## Artificial Intelligence, Thomas More Geel 2022-2023
## Task: Deep Learning Image Classification
#### by David Silva Troya
This code is also on [my github](https://github.com/DavidSilTroy/python_deep_learning_image_classification_bojack_horseman)


## 1. Scrape together your own image dataset:

<p>
    The dataset in this Image Classification will be about <b>Bojack Horseman</b>.
</p>
<p>
    The data will be dowloaded using a python script that allows to search the data from bing images:
</p>

In [1]:
#first all the libraries needed to scrape the data

from bs4 import BeautifulSoup
from PIL import Image
from io import BytesIO
import requests
import json
import os

<p>
    Now, the next code was modified by David Silva Troya, but belongs to:
</p>

[stackoverflow](https://stackoverflow.com/questions/64226325/is-there-a-way-i-can-download-images-from-any-search-engine-with-a-code-like-thi)
    

In [5]:
def search_at_bing(search, to_folder):
    """This code was modified 
    by David Silva Troya, but 
    the real one was here: 
    https://stackoverflow.com/questions/64226325/is-there-a-way-i-can-download-images-from-any-search-engine-with-a-code-like-thi """
    
    # search = input("Search for: ")
    
    url = "https://www.bing.com/images/search"

    headers = {
        "User-Agent": "Mozilla/5.0 (X11; Ubuntu; Linux x86_64; rv:80.0) Gecko/20100101 Firefox/80.0"
    }
    params = {"q": search, "form": "HDRSC2", "first": "1", "scenario": "ImageBasicHover"}
    r = requests.get(url, headers=headers, params=params)

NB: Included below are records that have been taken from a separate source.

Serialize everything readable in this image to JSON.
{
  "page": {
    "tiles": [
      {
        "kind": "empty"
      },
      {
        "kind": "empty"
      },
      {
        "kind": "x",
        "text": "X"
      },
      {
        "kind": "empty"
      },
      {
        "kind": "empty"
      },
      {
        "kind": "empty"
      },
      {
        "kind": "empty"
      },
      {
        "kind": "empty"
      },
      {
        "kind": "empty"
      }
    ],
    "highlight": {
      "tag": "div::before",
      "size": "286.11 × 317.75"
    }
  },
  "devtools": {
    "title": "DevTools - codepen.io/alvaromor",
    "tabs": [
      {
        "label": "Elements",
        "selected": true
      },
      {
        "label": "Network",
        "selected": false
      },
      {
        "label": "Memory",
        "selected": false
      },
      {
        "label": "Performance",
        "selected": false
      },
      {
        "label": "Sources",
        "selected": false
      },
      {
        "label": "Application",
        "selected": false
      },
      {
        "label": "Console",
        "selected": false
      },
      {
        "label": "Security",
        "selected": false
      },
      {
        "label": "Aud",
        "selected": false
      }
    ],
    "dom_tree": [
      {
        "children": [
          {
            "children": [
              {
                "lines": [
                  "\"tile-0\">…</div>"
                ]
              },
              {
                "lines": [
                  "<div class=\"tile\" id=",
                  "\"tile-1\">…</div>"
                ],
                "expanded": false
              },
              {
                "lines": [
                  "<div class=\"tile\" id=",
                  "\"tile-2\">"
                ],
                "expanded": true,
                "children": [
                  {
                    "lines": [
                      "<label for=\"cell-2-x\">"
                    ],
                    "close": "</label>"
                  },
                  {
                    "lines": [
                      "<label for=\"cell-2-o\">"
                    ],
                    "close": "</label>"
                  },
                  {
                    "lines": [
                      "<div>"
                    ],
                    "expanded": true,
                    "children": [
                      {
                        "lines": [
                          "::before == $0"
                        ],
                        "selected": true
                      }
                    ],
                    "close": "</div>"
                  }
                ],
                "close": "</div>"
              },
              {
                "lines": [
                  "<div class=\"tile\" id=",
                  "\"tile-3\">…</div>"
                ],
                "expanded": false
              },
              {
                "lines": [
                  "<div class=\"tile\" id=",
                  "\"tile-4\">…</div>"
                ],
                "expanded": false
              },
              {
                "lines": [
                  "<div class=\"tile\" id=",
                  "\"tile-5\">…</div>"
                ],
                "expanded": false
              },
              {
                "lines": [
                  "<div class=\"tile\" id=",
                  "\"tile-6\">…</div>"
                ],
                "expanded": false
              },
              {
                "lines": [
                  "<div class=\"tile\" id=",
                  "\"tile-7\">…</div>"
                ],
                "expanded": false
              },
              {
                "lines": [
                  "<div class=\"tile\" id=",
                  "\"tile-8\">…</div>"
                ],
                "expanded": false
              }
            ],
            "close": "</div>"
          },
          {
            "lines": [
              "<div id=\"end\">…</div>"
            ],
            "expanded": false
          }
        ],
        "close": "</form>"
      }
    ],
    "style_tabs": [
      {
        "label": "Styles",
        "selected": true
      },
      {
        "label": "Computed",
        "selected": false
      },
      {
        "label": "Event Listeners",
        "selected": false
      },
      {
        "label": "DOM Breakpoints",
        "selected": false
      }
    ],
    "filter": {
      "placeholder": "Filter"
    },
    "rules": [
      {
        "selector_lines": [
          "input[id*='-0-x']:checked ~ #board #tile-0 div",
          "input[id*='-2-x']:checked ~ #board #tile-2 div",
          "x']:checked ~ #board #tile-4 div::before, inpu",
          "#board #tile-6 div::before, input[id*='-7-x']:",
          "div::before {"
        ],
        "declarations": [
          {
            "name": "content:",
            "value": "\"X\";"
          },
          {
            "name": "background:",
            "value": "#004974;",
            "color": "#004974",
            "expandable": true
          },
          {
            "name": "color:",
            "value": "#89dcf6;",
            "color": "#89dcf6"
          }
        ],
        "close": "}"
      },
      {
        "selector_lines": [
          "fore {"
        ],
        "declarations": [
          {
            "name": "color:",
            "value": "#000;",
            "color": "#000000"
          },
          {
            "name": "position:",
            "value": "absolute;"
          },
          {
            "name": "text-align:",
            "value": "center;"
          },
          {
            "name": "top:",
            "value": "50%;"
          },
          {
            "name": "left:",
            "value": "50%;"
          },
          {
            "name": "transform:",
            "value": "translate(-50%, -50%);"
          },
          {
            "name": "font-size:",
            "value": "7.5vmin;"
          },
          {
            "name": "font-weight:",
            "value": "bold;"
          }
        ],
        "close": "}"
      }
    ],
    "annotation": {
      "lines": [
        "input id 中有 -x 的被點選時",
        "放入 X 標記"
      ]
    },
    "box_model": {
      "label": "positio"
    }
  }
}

    soup = BeautifulSoup(r.text, "html.parser")
    links = soup.find_all("div", {"class": "img_cont hoff"})

    for data in soup.find_all("a", {"class": "iusc"}):
        json_data = json.loads(data["m"])
        img_link = json_data["murl"]
        img_object = requests.get(img_link, headers=headers)
        title = img_link.split("/")[-1]
        # print("Getting: ", img_link)
        # print("Title: ", title + "\n")

        try:
            img = Image.open(BytesIO(img_object.content))
            img_path =f'./photos/{to_folder}/' 

            if not os.path.exists(img_path):
                os.makedirs(img_path)
                print(f'folder created for {to_folder}')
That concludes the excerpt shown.